Anadolu'nun doğusunda iki yeni devlet kurulacaktır.
Ege Bölgesinin büyük bir bölümüyle İzmir Yunanlılara verilecektir. Ayrıca Midye-Büyükçekmece çizgisinin batısında bulunan Trakya bölümü de Yunanlıların olacaktır.
Arabistan ve Irak İngiltere'ye verilecektir.
Antep, Mardin, Urfa ve Suriye Fransa'ya verilecektir. Ayrıca Adana'dan Kayseri ve Sivas'ın kuzeyine kadar uzanan bölge de Fransa'nın nüfusu altında bulunacaktır.
İzmir bölgesi dışında bulunan tüm Batı Anadolu, Afyon'dan Kayseri'ye kadar olan bölümün güneyinde kalan topraklar İtalyan nüfuz bölgesi olacaktır.
Osmanlı Devletinin askeri gücünün sınırı 50.700 olacaktır.

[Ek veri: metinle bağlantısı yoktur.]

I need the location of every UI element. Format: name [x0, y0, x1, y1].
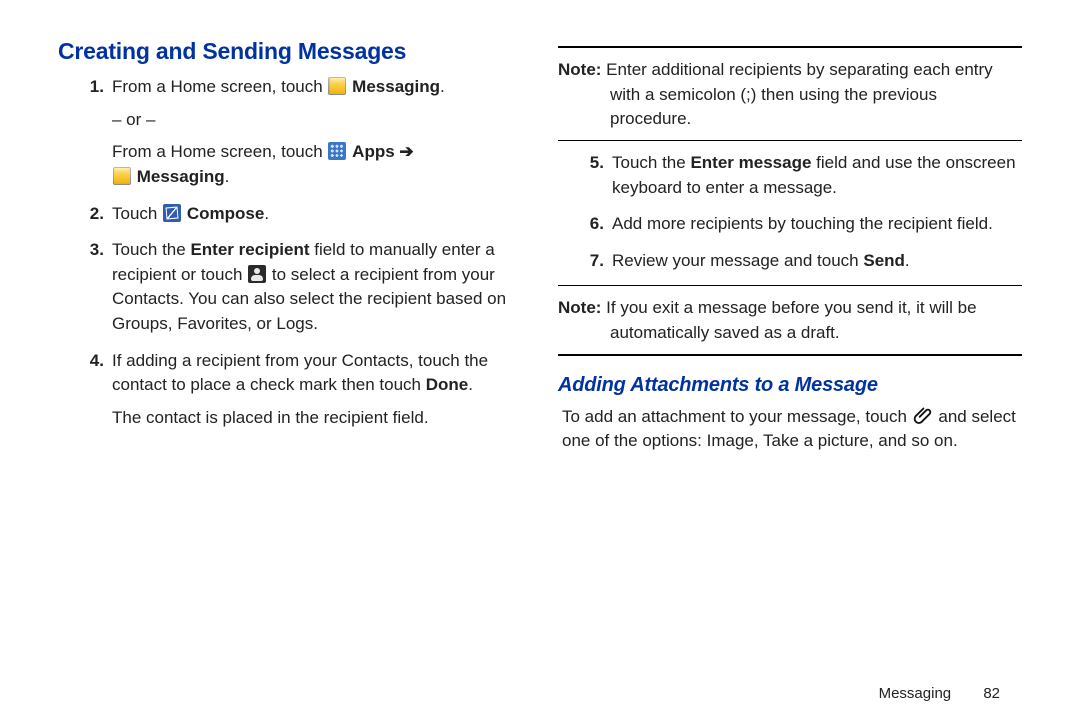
attach-a: To add an attachment to your message, to… [562, 407, 912, 426]
step-3-bold: Enter recipient [190, 240, 309, 259]
divider [558, 140, 1022, 141]
step-4-result: The contact is placed in the recipient f… [112, 406, 522, 431]
step-7-b: . [905, 251, 910, 270]
steps-list-right: Touch the Enter message field and use th… [558, 151, 1022, 274]
note-label: Note: [558, 60, 601, 79]
step-1-alt: From a Home screen, touch Apps ➔ Messagi… [112, 140, 522, 189]
note-1-text: Enter additional recipients by separatin… [601, 60, 992, 128]
steps-list-left: From a Home screen, touch Messaging. – o… [58, 75, 522, 431]
step-7: Review your message and touch Send. [598, 249, 1022, 274]
step-1-text-a: From a Home screen, touch [112, 77, 323, 96]
contact-icon [248, 265, 266, 283]
divider-bottom [558, 354, 1022, 356]
step-3-a: Touch the [112, 240, 190, 259]
heading-attachments: Adding Attachments to a Message [558, 374, 1022, 397]
step-2-pre: Touch [112, 204, 157, 223]
attach-paragraph: To add an attachment to your message, to… [558, 405, 1022, 454]
step-1: From a Home screen, touch Messaging. – o… [98, 75, 522, 190]
footer-section: Messaging [879, 685, 952, 702]
step-1-apps-label: Apps [352, 142, 395, 161]
note-2-text: If you exit a message before you send it… [601, 298, 976, 342]
divider-top [558, 46, 1022, 48]
note-draft: Note: If you exit a message before you s… [558, 296, 1022, 345]
manual-page: Creating and Sending Messages From a Hom… [0, 0, 1080, 720]
arrow-icon: ➔ [399, 142, 413, 161]
footer-page-number: 82 [983, 685, 1000, 702]
step-4: If adding a recipient from your Contacts… [98, 349, 522, 431]
step-4-done: Done [426, 375, 469, 394]
note-recipients: Note: Enter additional recipients by sep… [558, 58, 1022, 132]
column-right: Note: Enter additional recipients by sep… [558, 38, 1022, 690]
note-label: Note: [558, 298, 601, 317]
step-1-label2: Messaging [137, 167, 225, 186]
step-5: Touch the Enter message field and use th… [598, 151, 1022, 200]
step-7-a: Review your message and touch [612, 251, 863, 270]
step-3: Touch the Enter recipient field to manua… [98, 238, 522, 337]
compose-icon [163, 204, 181, 222]
step-7-bold: Send [863, 251, 905, 270]
page-footer: Messaging 82 [879, 685, 1000, 702]
step-2-label: Compose [187, 204, 264, 223]
step-4-b: . [468, 375, 473, 394]
column-left: Creating and Sending Messages From a Hom… [58, 38, 522, 690]
messaging-icon [113, 167, 131, 185]
step-2: Touch Compose. [98, 202, 522, 227]
paperclip-icon [913, 406, 933, 426]
step-5-a: Touch the [612, 153, 690, 172]
step-1-text-b: From a Home screen, touch [112, 142, 323, 161]
step-5-bold: Enter message [690, 153, 811, 172]
step-6: Add more recipients by touching the reci… [598, 212, 1022, 237]
step-1-or: – or – [112, 108, 522, 133]
divider [558, 285, 1022, 286]
step-1-label: Messaging [352, 77, 440, 96]
apps-icon [328, 142, 346, 160]
heading-creating-sending: Creating and Sending Messages [58, 38, 522, 65]
messaging-icon [328, 77, 346, 95]
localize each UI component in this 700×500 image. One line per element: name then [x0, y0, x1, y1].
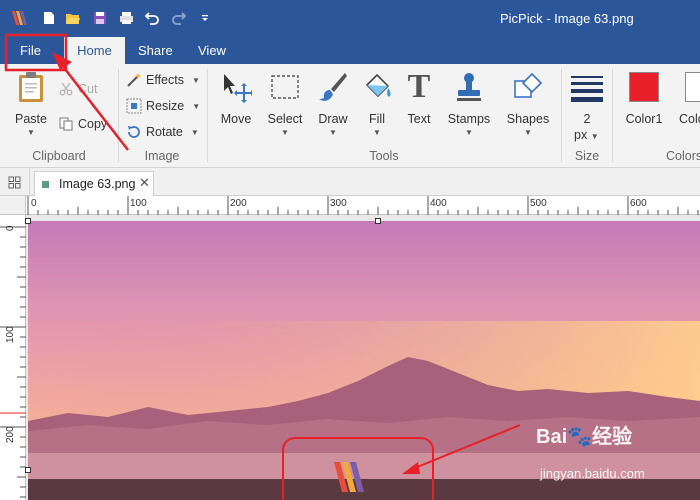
group-label-tools: Tools: [369, 149, 399, 163]
stamp-icon: [452, 70, 486, 104]
ruler-label: 100: [5, 326, 16, 343]
resize-handle[interactable]: [375, 218, 381, 224]
fill-dropdown-icon: ▼: [373, 128, 381, 137]
ruler-label: 0: [5, 225, 16, 231]
canvas-area[interactable]: [25, 215, 700, 500]
color1-label: Color1: [625, 112, 663, 126]
open-icon[interactable]: [64, 9, 82, 27]
grid-view-icon[interactable]: [0, 168, 30, 196]
draw-dropdown-icon: ▼: [329, 128, 337, 137]
select-label: Select: [267, 112, 303, 126]
copy-icon: [58, 116, 74, 132]
resize-dropdown-icon: ▼: [192, 101, 201, 111]
scissors-icon: [58, 81, 74, 97]
ruler-label: 400: [430, 198, 447, 209]
tab-file[interactable]: File: [8, 37, 53, 64]
cut-button[interactable]: Cut: [58, 81, 97, 97]
ruler-label: 500: [530, 198, 547, 209]
new-icon[interactable]: [40, 9, 58, 27]
brush-icon: [316, 70, 350, 104]
image-file-icon: [42, 181, 49, 188]
size-unit: px: [574, 128, 588, 142]
shapes-dropdown-icon: ▼: [524, 128, 532, 137]
effects-dropdown-icon: ▼: [191, 75, 200, 85]
watermark-brand: Bai: [536, 426, 568, 448]
group-label-clipboard: Clipboard: [32, 149, 86, 163]
ribbon-home: Paste ▼ Cut Copy Clipboard Effects ▼ Res…: [0, 64, 700, 168]
move-icon: [219, 70, 253, 104]
rotate-icon: [126, 124, 142, 140]
wand-icon: [126, 72, 142, 88]
color2-swatch: [683, 70, 700, 104]
group-label-colors: Colors: [666, 149, 700, 163]
baidu-watermark: Bai🐾经验: [536, 420, 632, 449]
color2-label: Colo: [679, 112, 700, 126]
text-label: Text: [407, 112, 431, 126]
canvas-image[interactable]: [28, 221, 700, 500]
resize-icon: [126, 98, 142, 114]
paste-dropdown-icon: ▼: [27, 128, 35, 137]
clipboard-icon: [14, 70, 48, 104]
paste-label: Paste: [15, 112, 47, 126]
group-divider: [612, 69, 613, 162]
draw-label: Draw: [318, 112, 348, 126]
window-title: PicPick - Image 63.png: [500, 11, 634, 26]
size-dropdown-icon: ▼: [590, 132, 599, 141]
tab-share[interactable]: Share: [126, 37, 185, 64]
size-value: 2: [583, 112, 591, 126]
watermark-url: jingyan.baidu.com: [540, 466, 645, 481]
select-dropdown-icon: ▼: [281, 128, 289, 137]
ribbon-tabs: File Home Share View: [0, 37, 700, 64]
effects-label: Effects: [146, 73, 184, 87]
ruler-corner: [0, 196, 26, 215]
tab-home[interactable]: Home: [64, 37, 125, 64]
effects-button[interactable]: Effects ▼: [126, 72, 200, 88]
resize-handle[interactable]: [25, 218, 31, 224]
copy-button[interactable]: Copy: [58, 116, 107, 132]
stamps-dropdown-icon: ▼: [465, 128, 473, 137]
stamps-label: Stamps: [447, 112, 491, 126]
redo-icon[interactable]: [169, 9, 187, 27]
resize-handle[interactable]: [25, 467, 31, 473]
group-label-image: Image: [144, 149, 180, 163]
ruler-label: 600: [630, 198, 647, 209]
title-bar: PicPick - Image 63.png: [0, 0, 700, 37]
paint-bucket-icon: [360, 70, 394, 104]
shapes-label: Shapes: [506, 112, 550, 126]
ruler-label: 200: [230, 198, 247, 209]
document-tab[interactable]: Image 63.png ✕: [34, 171, 154, 196]
watermark-brand2: 经验: [592, 426, 633, 448]
customize-icon[interactable]: [196, 9, 214, 27]
close-icon[interactable]: ✕: [139, 175, 150, 191]
document-tab-bar: Image 63.png ✕: [0, 168, 700, 196]
paw-icon: 🐾: [567, 426, 593, 448]
ruler-label: 0: [31, 198, 37, 209]
save-icon[interactable]: [91, 9, 109, 27]
horizontal-ruler[interactable]: 0 100 200 300 400 500 600: [26, 196, 700, 215]
undo-icon[interactable]: [143, 9, 161, 27]
color1-swatch: [627, 70, 661, 104]
line-width-icon: [571, 76, 603, 102]
vertical-ruler[interactable]: 0 100 200: [0, 215, 26, 500]
resize-label: Resize: [146, 99, 185, 113]
rotate-dropdown-icon: ▼: [190, 127, 199, 137]
tab-view[interactable]: View: [186, 37, 238, 64]
resize-button[interactable]: Resize ▼: [126, 98, 200, 114]
print-icon[interactable]: [117, 9, 135, 27]
picpick-logo-icon: [10, 8, 30, 28]
shapes-icon: [511, 70, 545, 104]
select-icon: [268, 70, 302, 104]
group-label-size: Size: [574, 149, 600, 163]
ruler-label: 200: [5, 426, 16, 443]
move-label: Move: [220, 112, 252, 126]
text-tool-icon: T: [407, 68, 431, 105]
ruler-label: 100: [130, 198, 147, 209]
cut-label: Cut: [78, 82, 98, 96]
rotate-button[interactable]: Rotate ▼: [126, 124, 199, 140]
fill-label: Fill: [369, 112, 385, 126]
rotate-label: Rotate: [146, 125, 183, 139]
ruler-label: 300: [330, 198, 347, 209]
document-tab-name: Image 63.png: [59, 177, 136, 191]
copy-label: Copy: [78, 117, 108, 131]
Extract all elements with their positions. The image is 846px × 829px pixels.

Ayrıca ordunun ağır silah ve uçakları bulunmayacak, deniz kuvveti de 13 savaş gemisi ile sınırlı olacaktır.
İngiliz, Fransız ve İtalyan temsilcilerinden oluşan bir komisyon Fırat'ın doğusundaki Kürt vilayetlerinde bir yerel yönetim düzeni kuracak; bir yıl sonra Kürtler dilerse Milletler Cemiyeti'ne bağımsızlık için başvurabilecek
Azınlıklara geniş haklar verilecektir. Tehcir edilen gayrimüslimlerin malları iade edilecek, azınlıklar her seviyede okul ve dini kurumlar kurmakta serbest olacak, Osmanlı'nın bu konulardaki uygulamaları gerekirse Müttefik Devletler tarafından denetlenecek;
Osmanlı'nın 1914'te tek taraflı olarak feshettiği kapitülasyonlar müttefik devletler vatandaşları lehine yeniden kurulacak;
Mali ve adli ayrıcalıklar en ağır şekilde müttefik devletlere açık olacaktır.